Steve Perog’s embattled tenure as highway superintendent ended nearly 10 months ago, but his stormy legacy lives on in a 16-foot-long bridge that could cost the small town nearly $200,000.
Work on the bridge on Ash Lane is nearing completion and is expected to be open for passage soon. First-term Highway Superintendent Bill Reed said crews only need to fill in the footings of the box culvert-type bridge the town is installing over the unnamed tributary of the Normanskill.
“By the end of next week, this thing is going to be open,” he said Friday.
But the cost of the bridge will be felt by the highway department and the town for some time. Reed said contracting the construction of the bridge alone cost roughly $125,000, which doesn’t include what was paid out for engineering services and a six-month rental of temporary bridge that ran the town about $650 per week.

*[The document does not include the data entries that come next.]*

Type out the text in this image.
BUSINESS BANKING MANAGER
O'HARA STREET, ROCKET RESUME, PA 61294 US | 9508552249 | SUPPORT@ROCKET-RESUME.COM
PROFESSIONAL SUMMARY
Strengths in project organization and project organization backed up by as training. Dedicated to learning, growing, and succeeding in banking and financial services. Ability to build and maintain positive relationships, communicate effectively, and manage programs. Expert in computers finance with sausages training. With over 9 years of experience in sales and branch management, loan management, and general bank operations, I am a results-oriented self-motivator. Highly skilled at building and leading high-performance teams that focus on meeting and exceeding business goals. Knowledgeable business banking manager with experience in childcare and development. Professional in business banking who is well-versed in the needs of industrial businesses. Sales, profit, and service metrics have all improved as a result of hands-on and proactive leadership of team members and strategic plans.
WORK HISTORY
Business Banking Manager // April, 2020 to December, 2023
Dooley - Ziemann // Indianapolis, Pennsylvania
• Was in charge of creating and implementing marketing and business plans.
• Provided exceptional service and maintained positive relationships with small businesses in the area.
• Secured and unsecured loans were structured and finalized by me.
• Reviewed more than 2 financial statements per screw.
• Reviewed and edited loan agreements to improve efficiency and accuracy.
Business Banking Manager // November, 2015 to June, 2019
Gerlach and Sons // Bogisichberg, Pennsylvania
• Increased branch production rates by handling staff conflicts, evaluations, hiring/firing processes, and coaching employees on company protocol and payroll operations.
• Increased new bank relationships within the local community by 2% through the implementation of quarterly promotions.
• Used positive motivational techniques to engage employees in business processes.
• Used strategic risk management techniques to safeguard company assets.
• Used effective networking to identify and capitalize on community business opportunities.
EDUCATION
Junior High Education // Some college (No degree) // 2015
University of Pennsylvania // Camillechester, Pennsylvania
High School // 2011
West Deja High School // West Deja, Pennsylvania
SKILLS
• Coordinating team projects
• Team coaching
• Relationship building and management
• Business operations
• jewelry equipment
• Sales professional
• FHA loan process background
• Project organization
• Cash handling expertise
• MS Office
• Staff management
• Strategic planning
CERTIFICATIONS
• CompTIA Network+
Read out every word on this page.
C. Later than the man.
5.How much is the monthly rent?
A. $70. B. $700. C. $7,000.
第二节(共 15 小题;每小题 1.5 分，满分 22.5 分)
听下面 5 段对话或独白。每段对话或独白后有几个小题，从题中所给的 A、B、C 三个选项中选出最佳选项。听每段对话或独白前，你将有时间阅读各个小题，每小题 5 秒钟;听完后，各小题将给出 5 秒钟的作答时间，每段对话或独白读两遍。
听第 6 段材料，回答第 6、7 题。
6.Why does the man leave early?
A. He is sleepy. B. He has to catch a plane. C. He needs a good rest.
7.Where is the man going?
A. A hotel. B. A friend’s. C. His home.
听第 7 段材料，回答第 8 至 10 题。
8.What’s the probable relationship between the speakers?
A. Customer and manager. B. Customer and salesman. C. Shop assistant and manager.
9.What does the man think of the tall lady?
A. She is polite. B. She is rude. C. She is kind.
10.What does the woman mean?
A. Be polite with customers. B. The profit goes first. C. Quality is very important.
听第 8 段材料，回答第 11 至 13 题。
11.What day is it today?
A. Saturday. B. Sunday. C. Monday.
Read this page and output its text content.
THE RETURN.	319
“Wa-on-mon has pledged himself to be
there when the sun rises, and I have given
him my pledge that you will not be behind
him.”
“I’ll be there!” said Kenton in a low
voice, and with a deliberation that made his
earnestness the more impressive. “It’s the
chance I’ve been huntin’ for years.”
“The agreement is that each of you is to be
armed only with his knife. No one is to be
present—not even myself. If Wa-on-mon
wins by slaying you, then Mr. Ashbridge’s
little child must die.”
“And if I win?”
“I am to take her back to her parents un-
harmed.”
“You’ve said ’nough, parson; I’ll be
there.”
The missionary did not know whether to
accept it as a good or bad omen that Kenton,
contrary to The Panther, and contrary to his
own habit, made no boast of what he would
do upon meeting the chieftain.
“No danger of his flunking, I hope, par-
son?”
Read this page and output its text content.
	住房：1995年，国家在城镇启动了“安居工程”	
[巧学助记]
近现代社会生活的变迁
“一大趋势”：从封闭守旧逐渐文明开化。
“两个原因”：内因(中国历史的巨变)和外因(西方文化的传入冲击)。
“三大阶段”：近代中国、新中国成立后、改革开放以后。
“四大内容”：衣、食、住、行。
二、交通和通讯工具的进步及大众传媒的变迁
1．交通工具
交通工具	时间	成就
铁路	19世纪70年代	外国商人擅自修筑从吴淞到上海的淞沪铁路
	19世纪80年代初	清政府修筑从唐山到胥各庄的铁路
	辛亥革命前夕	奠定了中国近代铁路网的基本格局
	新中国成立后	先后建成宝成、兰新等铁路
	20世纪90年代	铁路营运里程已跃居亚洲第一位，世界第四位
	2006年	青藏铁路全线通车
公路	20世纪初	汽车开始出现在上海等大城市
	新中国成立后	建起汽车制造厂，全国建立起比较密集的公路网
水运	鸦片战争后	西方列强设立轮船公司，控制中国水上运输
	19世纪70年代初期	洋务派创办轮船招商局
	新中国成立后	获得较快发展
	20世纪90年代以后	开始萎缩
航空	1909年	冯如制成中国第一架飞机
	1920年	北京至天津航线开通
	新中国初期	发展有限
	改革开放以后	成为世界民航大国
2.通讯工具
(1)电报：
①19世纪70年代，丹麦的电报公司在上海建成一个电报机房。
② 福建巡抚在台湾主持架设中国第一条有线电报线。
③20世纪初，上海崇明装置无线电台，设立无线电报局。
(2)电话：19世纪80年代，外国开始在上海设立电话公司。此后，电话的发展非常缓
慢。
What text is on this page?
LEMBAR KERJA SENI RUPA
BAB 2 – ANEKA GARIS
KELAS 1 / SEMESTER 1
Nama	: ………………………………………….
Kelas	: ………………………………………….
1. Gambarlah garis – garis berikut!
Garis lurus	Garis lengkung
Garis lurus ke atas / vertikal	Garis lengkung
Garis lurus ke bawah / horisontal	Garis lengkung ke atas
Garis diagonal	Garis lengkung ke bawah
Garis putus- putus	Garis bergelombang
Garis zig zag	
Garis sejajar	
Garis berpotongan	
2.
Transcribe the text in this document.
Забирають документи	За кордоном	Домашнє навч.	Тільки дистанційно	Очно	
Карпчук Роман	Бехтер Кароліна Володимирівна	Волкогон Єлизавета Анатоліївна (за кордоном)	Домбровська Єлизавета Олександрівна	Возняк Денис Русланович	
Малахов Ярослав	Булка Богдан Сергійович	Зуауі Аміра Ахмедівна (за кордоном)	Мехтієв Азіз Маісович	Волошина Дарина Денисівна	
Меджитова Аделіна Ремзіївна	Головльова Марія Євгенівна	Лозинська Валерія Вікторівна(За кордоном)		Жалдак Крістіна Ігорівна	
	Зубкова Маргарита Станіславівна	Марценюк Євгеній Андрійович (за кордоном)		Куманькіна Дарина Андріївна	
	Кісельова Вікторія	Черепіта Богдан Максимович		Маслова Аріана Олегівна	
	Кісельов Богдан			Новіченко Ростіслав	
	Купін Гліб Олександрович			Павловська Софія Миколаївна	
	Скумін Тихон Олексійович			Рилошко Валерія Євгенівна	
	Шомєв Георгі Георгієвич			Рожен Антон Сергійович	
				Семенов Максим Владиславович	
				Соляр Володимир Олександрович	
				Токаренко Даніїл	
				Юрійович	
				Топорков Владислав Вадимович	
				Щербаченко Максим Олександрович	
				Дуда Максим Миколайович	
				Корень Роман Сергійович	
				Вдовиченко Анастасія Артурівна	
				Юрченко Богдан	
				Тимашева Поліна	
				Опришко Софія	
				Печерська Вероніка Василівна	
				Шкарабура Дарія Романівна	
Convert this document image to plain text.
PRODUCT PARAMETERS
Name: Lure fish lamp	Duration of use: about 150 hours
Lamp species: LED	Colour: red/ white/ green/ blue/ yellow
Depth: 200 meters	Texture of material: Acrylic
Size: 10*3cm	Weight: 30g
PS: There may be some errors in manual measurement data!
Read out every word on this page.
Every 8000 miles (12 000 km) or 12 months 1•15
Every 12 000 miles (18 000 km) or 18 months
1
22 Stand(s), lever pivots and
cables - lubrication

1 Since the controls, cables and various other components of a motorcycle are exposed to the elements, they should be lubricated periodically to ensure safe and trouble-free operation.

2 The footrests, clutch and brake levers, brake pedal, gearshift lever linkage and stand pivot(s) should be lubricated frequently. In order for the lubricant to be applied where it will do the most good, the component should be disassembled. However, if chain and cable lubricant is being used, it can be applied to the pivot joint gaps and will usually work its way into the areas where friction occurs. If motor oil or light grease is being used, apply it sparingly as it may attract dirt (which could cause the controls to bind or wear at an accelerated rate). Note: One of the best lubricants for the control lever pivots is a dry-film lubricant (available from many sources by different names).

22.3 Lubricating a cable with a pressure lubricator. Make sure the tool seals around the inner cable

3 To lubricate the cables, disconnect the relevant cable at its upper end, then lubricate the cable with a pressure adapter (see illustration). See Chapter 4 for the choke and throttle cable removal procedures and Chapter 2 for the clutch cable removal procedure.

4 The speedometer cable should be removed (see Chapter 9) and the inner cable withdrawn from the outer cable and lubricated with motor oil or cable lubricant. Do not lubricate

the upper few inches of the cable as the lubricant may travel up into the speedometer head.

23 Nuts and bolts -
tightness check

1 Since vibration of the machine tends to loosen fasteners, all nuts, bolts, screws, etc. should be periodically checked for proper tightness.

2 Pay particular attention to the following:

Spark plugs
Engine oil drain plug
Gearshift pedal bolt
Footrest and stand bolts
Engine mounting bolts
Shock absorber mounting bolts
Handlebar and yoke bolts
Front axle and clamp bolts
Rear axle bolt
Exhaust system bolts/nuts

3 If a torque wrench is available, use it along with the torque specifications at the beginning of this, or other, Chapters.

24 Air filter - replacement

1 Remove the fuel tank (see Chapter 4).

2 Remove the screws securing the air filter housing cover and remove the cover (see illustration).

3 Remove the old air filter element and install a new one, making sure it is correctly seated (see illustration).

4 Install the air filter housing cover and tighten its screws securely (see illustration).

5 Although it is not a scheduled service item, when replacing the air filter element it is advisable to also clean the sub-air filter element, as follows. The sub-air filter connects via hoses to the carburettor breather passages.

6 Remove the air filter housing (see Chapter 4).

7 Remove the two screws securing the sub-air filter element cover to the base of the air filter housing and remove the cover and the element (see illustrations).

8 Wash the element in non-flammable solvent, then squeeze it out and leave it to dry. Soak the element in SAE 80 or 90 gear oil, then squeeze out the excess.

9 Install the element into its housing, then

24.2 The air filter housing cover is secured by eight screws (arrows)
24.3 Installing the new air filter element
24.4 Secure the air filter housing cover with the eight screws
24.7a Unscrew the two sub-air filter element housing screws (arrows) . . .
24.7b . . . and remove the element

For town officials, the bridge is a sore spot that continues to linger from Perog’s tenure. The bridge blasted through the highway department’s budget, leaving Reed with hardly any funds to repair some of the town’s deteriorating roads.
“It killed my budget this year,” Reed lamented.
Even worse, Ash Lane traverses the tributary to a largely wooded dead end with only two homes. But worst of all, town officials remain certain the bridge project never would have been necessary were it not for Perog’s meddling last year.
Reed said the abutments of the old bridge were holding up perfectly fine. In fact, they were able to carry the weight of the temporary bridge without issue until the project began in late June.
Reed said the wooden decking of the bridge could have been replaced at relatively nominal cost and the structure probably would have lasted for years into the future. Yet once Perog demolished the old bridge, there was no way to install a new one safely without starting from scratch.
And once the town had to start from scratch, the price tag on the bridge went through the roof. Reed said repairing the old bridge didn’t require the type of environmental or engineering review required to install a new one, meaning the town could have likely saved tens of thousands of dollars by evaluating the situation before the demolition began.
No chance
But members of the Town Board never had a chance. Just as they began discussing a bond project to replace the aging and increasingly dilapidated structure, Perog abruptly started demolishing it.
Perog claimed he could install a replacement structure — a combination of the old bridge and modern material — far cheaper than it would cost to build or repair the existing one. After demolishing everything but the abutments, he brought in three steel I-beams and several slabs of concrete to create a new deck.
Perog used concrete blocks from the highway department to hold down the otherwise free-standing slabs and to act as a barrier to prevent vehicles from plunging over the side of the bridge, which he estimated to weigh roughly 48 tons. He also tried to grade the approach leading up to the structure, which stood more than a foot over the roadway.
“You look at the bridge and you say it’s overkill,” he told The Daily Gazette in October 2011. “And it is.”
The resulting structure, however, was immediately and almost roundly reviled. The Duanesburg Fire Department and the Duanesburg Volunteer Ambulance Corp both sent letters indicating they wouldn’t use the bridge, while Schenectady County officials refused to certify the structure because of the lack of engineering used during its construction.
Board members questioned the liability it posed the town. They also questioned the materials used in construction, some of which came from the demolition of a state-owned bridge nearby.
The town posted a closure sign on Perog’s bridge and urged residents to not drive over it. Then in January, crews dismantled it to make way for the temporary bridge.
“This was a man-made issue,” Reed said. “It’s just a shame.”
Reed now tries to look on the bright side of the debacle and even speculated that Perog probably regrets removing the old one in hindsight. He said the new bridge should last far into the future and could even one day help spur development on the other side.
“Pretty soon, it’ll be all water under the bridge, so to speak,” he said.